CAR não leva em conta a realidade dos povos e comunidades tradicionais

Na segunda reportagem da série sobre o Cadastro Ambiental Rural (CAR), entenda alguns dos desafios e problemas na implementação do instrumento para os povos e comunidades tradicionais

 

O atual Código Florestal (Lei nº 12.651/2012) estabelece que as Terras Indígenas e os territórios titulados de outros povos e comunidades tradicionais devem integrar o Cadastro Ambiental Rural (CAR). Para isso, dá tratamento semelhante aos dos imóveis rurais de pequenos agricultores, incluindo a possibilidade de assistência do poder público em sua realização e prioridade em receber incentivos para a recuperação da vegetação nativa.

O CAR foi criado sem consulta aos povos e comunidades tradicionais e está voltado para a lógica da ocupação privada da terra. A ausência de participação na construção do mecanismo tem trazido dificuldades no cadastramento das populações que utilizam os territórios de forma coletiva.


Moradores do quilombo Morro Seco, em Iguape, no Vale do Ribeira, participam de oficina promovida pelo ISA

“A consulta livre, prévia e informada não aconteceu. A gente está tentando fazer um remendo perante o que está aí”, critica Denildo Rodrigues, da Coordenação Nacional de Articulação das Comunidades Negras Rurais Quilombolas (Conaq). Ao não consultar os povos e comunidades tradicionais, o Estado foi contra a Convenção 169 da Organização Internacional do Trabalho (OIT) – promulgada pelo Decreto nº 5.051/2004 – e a Política Nacional dos Povos e Comunidades Tradicionais (Decreto nº 6.040/2007).

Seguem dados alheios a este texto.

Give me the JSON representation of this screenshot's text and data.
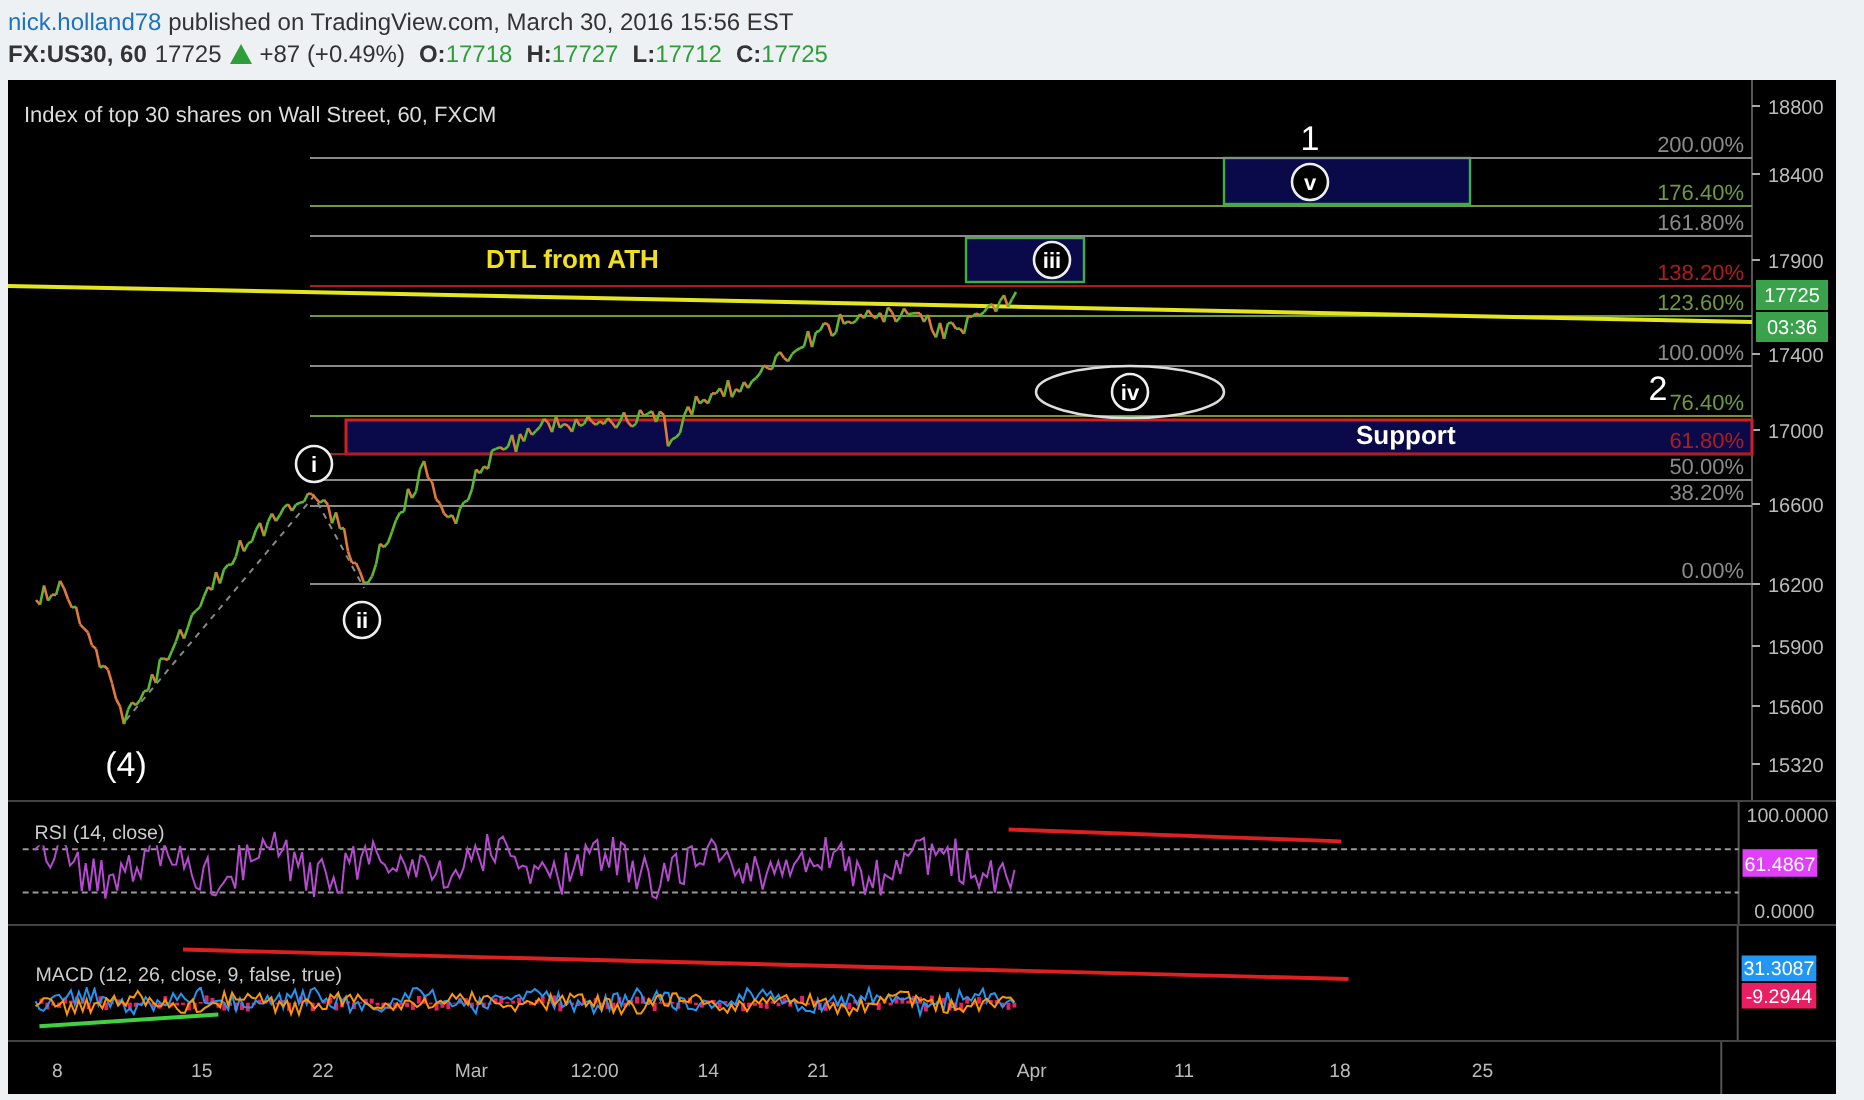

O que é o Cadastro Ambiental Rural?
O CAR é um instrumento definido em âmbito nacional pelo Código Florestal (Lei 12.651/2012) com o objetivo de criar um registro de todos os imóveis rurais no país, integrando as informações ambientais em uma base de dados para viabilizar a regularização ambiental dos imóveis rurais e garantir o controle, monitoramento e combate ao desmatamento no Brasil.
No CAR, é feito o registro das áreas desmatadas, de Reserva Legal (RL), Preservação Permanente (APPs), áreas de Uso Consolidado, de Uso Restrito e as que devem ser reflorestadas. Apesar de ter se tornado obrigatório para todo o país com o Código Floretal, o CAR já era utilizado antes de 2012 em estados da Amazônia Legal como parte das políticas de redução do desmatamento no bioma.

Ao mesmo tempo em que não contempla os modos de presença no território e de uso dos recursos naturais dos povos e comunidades tradicionais, a legislação impõe a obrigatoriedade do cadastro às populações. Além disso, o Estado deve fornecer assistência e informação na realização do cadastro, mas ainda há muitas lacunas nesse sentido.

Os povos e comunidades tradicionais no Sicar

De acordo com o Serviço Florestal Brasileiro (SFB), responsável pela gestão do Sicar a em nível nacional, foram incluídos 1.744 cadastros no módulo para Povos e Comunidades Tradicionais, o que equivale a 27 milhões de hectares. Não há ainda, no entanto, o número de cadastros por cada segmento de povos e comunidades tradicionais – o atual módulo permite o cadastro de 28 segmentos, como quilombolas, indígenas, faxinalenses e raizeiros, por exemplo. O SFB informou que um levantamento e mapeamento por segmento está sendo realizado e “será disponibilizado em breve”.